I have more to write, more to process, more to share. I was able to gain some good insight from the book, not because it gave specific answers, but because of what was on page 52. Particularly the parts bolded and underlined. Bessey reminds us to ask the questions and wrestle with them. And overall, what I started realizing as I was reading is what's up above in pink. 

To be a woman isn't to be lesser than. I can work alongside my brothers and I am just as loved and just as valued. 

Sunday, May 17, 2015

Foster Care

After finishing up graduate school, several of my friends worked in foster care. Months later, a few of them approached me (all on separate occasions) and asked me if I would be interested in being a foster parent. I didn't think they were serious. They kept asking. I kept thinking they were kidding.

Me? I'm barely able to afford my own rent and bills. I have a degree where I don't know if I'll ever make more than $50,000 at the peak time in my career. I am single. I am young. I'm barely 24 years old. I don't know what I'm doing with my life. I don't know how to take care of another person. I don't know how to cook. How can I feed them? 

I kept offering excuses, which I thought were legitimate reasons. The people who are supposed to be foster parents are the ones who have a home.

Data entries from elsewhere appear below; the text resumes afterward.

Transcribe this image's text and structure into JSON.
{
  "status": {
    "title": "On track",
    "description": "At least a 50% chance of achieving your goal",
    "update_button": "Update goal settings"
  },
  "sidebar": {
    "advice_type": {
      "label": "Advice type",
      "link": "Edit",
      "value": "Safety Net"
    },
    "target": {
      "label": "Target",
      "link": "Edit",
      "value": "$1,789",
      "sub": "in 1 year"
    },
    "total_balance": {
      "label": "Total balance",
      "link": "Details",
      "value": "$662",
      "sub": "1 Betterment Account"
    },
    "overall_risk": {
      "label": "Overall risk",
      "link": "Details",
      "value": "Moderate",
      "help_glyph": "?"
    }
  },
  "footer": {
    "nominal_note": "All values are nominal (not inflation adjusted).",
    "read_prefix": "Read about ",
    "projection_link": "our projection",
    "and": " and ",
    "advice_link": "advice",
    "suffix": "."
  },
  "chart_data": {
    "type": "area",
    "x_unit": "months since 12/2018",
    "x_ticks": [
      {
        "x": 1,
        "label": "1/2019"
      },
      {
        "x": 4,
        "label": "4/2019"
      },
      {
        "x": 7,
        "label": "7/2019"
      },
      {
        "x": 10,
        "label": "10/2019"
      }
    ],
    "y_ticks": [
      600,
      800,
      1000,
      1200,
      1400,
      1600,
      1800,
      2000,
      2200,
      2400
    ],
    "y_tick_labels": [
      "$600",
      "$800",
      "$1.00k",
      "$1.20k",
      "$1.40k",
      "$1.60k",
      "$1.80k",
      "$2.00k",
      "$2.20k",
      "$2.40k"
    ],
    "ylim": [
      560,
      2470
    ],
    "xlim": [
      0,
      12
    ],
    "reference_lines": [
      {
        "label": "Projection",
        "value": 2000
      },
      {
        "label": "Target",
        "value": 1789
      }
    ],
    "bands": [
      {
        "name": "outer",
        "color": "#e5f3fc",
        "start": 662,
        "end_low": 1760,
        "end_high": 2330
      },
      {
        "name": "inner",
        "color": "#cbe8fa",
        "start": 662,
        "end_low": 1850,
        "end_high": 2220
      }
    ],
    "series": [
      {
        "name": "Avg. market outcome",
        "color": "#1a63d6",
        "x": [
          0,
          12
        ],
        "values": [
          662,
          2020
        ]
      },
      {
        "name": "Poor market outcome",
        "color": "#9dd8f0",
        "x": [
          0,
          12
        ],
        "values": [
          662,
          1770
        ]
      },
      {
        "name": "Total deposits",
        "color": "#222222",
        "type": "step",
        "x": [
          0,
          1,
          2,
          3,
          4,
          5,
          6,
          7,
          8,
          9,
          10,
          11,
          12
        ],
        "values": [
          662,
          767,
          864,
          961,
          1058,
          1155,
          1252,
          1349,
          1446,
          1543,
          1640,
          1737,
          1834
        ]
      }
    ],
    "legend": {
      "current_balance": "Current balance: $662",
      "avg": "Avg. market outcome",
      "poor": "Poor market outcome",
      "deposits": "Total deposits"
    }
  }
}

Who have a family, who have a partner, who have age on their side, who know how to do life. They're the ones that should be stepping up. Not me. I thought our focus should be spent trying to get those kind of people becoming foster parents. Not me.

But my friends kept asking. And I finally stopped and said, "Wait. Are you being serious?" And they said, "Well, yeah. I thought you knew we were being serious."

What? No. I didn't. You can't be serious. And again, with the excuses. And around and around we went.

After several months of this, one of my best friends, who was also one of the ones to approach me about this idea, told me she was for real considering and for real wanted me to consider it.

And then I moved. But the seed had officially been planted, but I never shared it with anyone, other than that one friend, but even then I didn't say a lot. Finally, one day I brought it up with another best friend. I shared the conversations, my thoughts, my excuses, my questions, and we had solid dialogue about it. And we continue to have solid dialogue about it.

It was either that same weekend that I brought it up to my friend, or shortly thereafter, we made a last minute decision to go to church with my brother. (We had gone the night prior to another church and had another plan for Sunday morning. At 11:08am, we realized we couldn't do our original plan so decided to go to the 11:30am service). And that sermon was all about foster care and caring for the world. We just looked at each other and cracked up.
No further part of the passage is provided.